Mr. S. Oh, no; we don't mind showing what we have. Here, Joe, value these. (Mrs. D. and Mr. S. lay their packages on the table and Joe proceeds to examine them.)

Joe. (Chalking the figures on the wall as he names them.) A seal, eight shillings; pencil-case, three and six pence; pair of sleeve-buttons, five and four-pence; scarf-pin, ninepence. Nine and four, thirteen, and six, is nineteen—seven. One and five's six, and thirteen is nine, and eight makes seventeen. That's your account, and I wouldn't give another sixpence if I was to be boiled for it. Who's next?

Mrs. D. I hope you'll be more liberal with me, Mr. Joe. I'm a poor, lone widow, and it's hard for me to make a living.

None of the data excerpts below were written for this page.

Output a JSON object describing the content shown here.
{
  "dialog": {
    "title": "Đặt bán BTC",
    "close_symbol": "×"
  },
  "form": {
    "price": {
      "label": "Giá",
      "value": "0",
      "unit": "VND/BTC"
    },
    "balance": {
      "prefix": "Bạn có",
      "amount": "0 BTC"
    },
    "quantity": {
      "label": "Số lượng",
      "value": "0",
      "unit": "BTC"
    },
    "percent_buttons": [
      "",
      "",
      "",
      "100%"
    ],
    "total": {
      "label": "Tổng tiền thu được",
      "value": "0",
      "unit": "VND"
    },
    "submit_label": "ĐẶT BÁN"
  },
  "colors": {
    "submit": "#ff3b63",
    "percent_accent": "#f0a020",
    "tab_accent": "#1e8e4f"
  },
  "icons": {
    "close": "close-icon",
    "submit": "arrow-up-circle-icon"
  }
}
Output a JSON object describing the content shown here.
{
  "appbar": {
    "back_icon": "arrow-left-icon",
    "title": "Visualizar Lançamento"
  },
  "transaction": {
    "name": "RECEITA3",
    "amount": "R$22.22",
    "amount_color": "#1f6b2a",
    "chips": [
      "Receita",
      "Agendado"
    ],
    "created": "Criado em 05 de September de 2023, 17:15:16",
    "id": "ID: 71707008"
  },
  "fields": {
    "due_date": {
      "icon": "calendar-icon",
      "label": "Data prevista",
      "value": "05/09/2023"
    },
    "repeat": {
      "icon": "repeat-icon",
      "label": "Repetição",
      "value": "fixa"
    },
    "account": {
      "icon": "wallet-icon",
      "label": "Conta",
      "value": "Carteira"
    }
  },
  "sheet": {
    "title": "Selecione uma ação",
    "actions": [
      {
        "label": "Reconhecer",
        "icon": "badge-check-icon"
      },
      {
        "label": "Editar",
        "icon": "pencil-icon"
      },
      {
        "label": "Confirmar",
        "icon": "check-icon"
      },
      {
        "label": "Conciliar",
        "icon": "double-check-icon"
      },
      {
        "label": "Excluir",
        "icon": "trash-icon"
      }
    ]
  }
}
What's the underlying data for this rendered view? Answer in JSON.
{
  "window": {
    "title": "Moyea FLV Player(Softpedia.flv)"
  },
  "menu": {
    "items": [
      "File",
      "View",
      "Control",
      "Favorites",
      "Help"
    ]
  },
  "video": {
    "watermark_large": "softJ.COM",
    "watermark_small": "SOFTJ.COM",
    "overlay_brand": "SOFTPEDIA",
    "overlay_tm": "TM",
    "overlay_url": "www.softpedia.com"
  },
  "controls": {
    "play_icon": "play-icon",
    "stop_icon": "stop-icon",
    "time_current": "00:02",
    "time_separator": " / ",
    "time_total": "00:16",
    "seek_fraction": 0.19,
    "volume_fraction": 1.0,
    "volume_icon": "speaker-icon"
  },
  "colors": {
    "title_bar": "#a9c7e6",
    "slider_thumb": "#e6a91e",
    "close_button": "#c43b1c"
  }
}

Joe. I always give too much to the ladies. It's a weakness of mine, and that's the way I ruin myself. Under-clothing, sheets, towels, sugar-tongs; these tea-spoons are old-fashioned, and the boots won't bear mending. One pound six, that's your account. If you asked me another penny, and made it an open question I'd repent of being liberal, and knock off half a crown.

Mrs. M. Now, undo my bundle, Joe.

Joe. (Opening bundle.) What do you call this? Bed curtains?

Mrs. M. Ah! (Laughing.) Bed curtains.

Joe. You don't mean to say you took 'em down, rings and all, with Old Scrooge lying there?

Mrs. M. Yes I do. Why not?

Joe. You were born to make your fortune, and you'll certainly do it.